On 6/17/20 8:33 PM, David Li wrote:
------ Tessian Warning ------

There is something unusual about this email, please take care as it could be 
malicious.

Tessian has flagged this email because the sender could be trying to impersonate someone at your company. The 
sender, "David Li <li[.]davidm96@gmail[.]com>", looks similar to "david lim 
<dave[.]lim@arm[.]com>", someone at your company.


COVID-19 update: Phishing attacks are increasing to take advantage of the 
current situation. Try contacting the sender through a different channel to 
confirm that the email was sent by them.

This warning message will be removed if you reply to or forward this email to a 
recipient outside of your organization.

---- Tessian Warning End ----

Hey Yibo,

Thanks for investigating this! This is a great writeup.

There was a PR recently to let clients set gRPC options like this, so
it can be enabled on a case-by-case basis:
https://github.com/apache/arrow/pull/7406
So we could add that to the benchmark or suggest it in documentation.
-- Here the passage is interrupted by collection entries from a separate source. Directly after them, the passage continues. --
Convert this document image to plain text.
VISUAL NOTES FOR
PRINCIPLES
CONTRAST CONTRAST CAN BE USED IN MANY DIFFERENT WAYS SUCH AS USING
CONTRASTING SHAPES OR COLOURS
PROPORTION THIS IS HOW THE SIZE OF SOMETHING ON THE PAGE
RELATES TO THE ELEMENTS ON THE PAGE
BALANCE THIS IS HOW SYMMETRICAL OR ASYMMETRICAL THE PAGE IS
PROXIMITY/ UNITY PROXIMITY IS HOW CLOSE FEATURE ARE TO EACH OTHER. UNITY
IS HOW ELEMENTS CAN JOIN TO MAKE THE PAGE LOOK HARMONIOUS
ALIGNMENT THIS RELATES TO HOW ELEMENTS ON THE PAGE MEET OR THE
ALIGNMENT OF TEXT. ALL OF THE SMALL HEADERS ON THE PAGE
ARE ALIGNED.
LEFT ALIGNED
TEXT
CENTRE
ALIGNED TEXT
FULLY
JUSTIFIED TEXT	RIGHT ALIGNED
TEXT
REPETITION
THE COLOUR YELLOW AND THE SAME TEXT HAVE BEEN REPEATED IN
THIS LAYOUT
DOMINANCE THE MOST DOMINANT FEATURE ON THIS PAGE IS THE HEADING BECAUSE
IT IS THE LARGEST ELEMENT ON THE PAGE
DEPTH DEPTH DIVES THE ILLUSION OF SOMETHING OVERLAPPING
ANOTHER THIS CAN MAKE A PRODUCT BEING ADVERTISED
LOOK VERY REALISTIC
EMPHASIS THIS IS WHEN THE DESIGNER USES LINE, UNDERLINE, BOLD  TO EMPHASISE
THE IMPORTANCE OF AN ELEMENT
Thanks David, exactly what I want.


I think this benchmark is a bit of a pathological case for gRPC. gRPC
will share sockets when all client options are exactly the same; it
seems just adding TLS, for instance, would break that (unless you
intentionally shared TLS credentials, which Flight doesn't):
https://github.com/grpc/grpc/issues/15207. I believe grpc-java doesn't
have this behavior (different Channel instances won't share
connections).

Also, did you investigate the SO_ZEROCOPY flag gRPC now offers? I
wonder if that might also help performance a bit.
https://grpc.github.io/grpc/core/group__grpc__arg__keys.html#ga1eb58c302eaf27a5d982b30402b8f84a

Did a quick try. Ubuntu 4.15 kernel doesn't support SO_ZEROCOPY. I upgraded to 
5.7 kernel.
Per my test on same host, no obvious difference after setting this option. Will 
do more tests over network.


Best,
David

On 6/17/20, Chengxin Ma <[email protected]> wrote:
Hi Yibo,


Your discovery is impressive.


Did you consider the `num_streams` parameter [1] as well? If I understood
correctly, this parameter is used for setting the conceptual concurrent
streams between the client and the server, while `num_threads` is used for
setting the size of the thread pool that actually handles these streams [2].
By default, both of the two parameters are 4.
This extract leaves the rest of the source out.